As with all conditions, however, proper diagnosis in Chinese Medicine terms is what will dictate proper point selection and treatment approaches. Most of this is laid out in "What Does Acupuncture Treat?". While not directly related to RA, in our "Acupuncture for Arthritis" protocols page you will find a host of different "diagnoses" in Chinese Medicine terms. Through proper diagnostic procedures, a "diagnosis" in these terms would be found and then all treatment would be tailored to each individual at a given point in time to achieve the best results. I mention this only for you to have a broader perspective of the potentials of acupuncture even if limiting the development of endometriosis is enough for you.
From a Chinese Medicine perspective rheumatoid can be tricky to treat and really does require a deep look at the individual in TCM terms. Treatment can also require months to years even for the best long-term effects. From my experience diagnoses such as kidney yin deficiency (often liver and kidney yin) are common with RA as are damp heat patterns such as liver and gallbladder damp heat. Your responses overall will depend greatly on the skill of your practitioner and the accuracy of their diagnostic process. Your results will often depend as well on your willingness and ability to follow other recommendations from your practitioner such as certain dietary changes, lifestyle and exercise habit changes and whatever else they feel is important to adjust.
Now to return to the study at hand. The researchers in this meta-analysis found that acupuncture users had a 55% lower endometriosis risk. The further concluded that their "findings suggest that adding acupuncture to conventional therapy may decrease the subsequent endometriosis risk in female RA patients".

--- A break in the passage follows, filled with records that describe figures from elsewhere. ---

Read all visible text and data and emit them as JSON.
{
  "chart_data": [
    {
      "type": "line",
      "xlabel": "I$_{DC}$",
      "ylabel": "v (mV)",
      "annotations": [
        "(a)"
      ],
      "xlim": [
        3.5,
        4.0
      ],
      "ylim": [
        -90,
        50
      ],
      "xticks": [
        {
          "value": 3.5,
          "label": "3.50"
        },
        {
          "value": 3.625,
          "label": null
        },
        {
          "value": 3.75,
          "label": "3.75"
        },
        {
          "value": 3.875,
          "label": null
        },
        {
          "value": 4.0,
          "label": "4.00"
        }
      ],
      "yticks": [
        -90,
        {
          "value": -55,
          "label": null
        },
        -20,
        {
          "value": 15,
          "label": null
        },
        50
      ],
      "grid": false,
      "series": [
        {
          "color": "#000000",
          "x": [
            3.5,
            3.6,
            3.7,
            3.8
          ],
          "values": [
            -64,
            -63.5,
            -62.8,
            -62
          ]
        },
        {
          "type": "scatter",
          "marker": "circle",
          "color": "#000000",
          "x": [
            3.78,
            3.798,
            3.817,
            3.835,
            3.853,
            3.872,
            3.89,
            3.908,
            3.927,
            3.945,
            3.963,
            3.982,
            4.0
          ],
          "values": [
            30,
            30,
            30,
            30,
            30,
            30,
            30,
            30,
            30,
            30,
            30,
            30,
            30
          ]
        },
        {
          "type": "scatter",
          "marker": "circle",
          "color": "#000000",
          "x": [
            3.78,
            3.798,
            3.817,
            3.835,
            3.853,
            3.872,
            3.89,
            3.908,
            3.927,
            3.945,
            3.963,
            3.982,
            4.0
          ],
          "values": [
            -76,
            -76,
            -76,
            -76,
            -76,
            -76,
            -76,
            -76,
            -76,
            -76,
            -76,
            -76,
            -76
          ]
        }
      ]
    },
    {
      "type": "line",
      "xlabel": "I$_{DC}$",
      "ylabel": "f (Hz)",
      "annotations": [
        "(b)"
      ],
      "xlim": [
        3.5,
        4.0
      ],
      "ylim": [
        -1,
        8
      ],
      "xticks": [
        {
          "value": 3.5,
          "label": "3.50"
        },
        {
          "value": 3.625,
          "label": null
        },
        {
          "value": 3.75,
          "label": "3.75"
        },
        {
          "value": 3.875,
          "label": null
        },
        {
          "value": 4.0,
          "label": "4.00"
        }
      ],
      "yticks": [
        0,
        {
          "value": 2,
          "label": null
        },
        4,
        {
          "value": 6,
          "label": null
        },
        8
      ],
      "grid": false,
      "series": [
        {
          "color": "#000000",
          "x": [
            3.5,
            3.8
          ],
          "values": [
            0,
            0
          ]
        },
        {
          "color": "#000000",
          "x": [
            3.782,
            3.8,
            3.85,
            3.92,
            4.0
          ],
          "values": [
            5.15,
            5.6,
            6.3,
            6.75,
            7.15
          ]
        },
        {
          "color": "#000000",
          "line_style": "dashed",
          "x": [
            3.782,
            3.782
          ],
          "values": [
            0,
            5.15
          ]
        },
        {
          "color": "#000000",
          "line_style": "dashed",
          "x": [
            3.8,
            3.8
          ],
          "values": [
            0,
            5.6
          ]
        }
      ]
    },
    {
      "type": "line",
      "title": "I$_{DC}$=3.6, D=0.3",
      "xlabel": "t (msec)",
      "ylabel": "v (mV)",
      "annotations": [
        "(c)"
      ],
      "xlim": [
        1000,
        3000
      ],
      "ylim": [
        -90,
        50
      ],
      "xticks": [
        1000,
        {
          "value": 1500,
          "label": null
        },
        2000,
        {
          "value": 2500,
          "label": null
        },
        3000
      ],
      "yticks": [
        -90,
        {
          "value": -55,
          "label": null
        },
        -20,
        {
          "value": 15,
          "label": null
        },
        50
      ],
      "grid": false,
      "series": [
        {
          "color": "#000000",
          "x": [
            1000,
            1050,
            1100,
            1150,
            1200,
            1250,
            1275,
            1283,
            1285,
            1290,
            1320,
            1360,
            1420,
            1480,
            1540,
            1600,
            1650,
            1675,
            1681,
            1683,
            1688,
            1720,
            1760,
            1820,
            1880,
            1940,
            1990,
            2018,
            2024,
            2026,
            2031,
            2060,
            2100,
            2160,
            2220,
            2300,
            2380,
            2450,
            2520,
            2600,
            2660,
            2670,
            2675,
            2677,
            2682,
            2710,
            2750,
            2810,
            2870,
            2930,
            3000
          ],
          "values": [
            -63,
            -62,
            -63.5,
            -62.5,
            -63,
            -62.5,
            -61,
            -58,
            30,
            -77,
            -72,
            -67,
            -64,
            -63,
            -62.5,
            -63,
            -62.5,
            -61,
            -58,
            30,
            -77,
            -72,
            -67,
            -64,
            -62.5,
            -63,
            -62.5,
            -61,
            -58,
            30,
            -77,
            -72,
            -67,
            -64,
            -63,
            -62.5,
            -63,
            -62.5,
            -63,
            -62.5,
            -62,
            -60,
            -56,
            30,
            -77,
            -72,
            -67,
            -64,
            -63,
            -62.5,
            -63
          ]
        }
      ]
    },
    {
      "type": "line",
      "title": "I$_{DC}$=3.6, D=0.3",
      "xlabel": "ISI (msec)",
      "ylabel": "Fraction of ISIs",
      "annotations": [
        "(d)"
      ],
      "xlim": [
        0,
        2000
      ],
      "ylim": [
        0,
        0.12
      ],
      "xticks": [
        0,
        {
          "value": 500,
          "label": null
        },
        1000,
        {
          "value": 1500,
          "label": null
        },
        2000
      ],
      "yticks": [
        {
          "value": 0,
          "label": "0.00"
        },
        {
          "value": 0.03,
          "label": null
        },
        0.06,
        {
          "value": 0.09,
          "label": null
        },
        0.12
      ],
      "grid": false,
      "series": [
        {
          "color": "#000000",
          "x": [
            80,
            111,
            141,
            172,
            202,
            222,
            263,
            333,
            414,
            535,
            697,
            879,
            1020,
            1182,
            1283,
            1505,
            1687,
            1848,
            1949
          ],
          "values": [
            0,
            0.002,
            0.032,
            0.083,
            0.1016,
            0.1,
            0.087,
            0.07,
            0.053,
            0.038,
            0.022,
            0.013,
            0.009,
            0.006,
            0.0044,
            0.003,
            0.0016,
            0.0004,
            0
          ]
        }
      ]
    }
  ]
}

It's always important to mention that in studies, particularly meta-analyses, there are a whole host of results that they are not specifically looking for and in many cases a whole host of proper acupuncture procedures that are not followed to achieve a type of standardization (which if it's not clear from above, does not work well with acupuncture). So even positive analyses such as the one discussed here have to be looked at with critical analysis as they do not indicate the overall benefits of what can be accomplished in properly tailored and administered acupuncture for an individual. They are, however, good pointers to what conditions have shown enough positive results in real world circumstances to aid patients and non Chinese Medicine health practitioners in choosing when a referral to an acupuncturist may be warranted.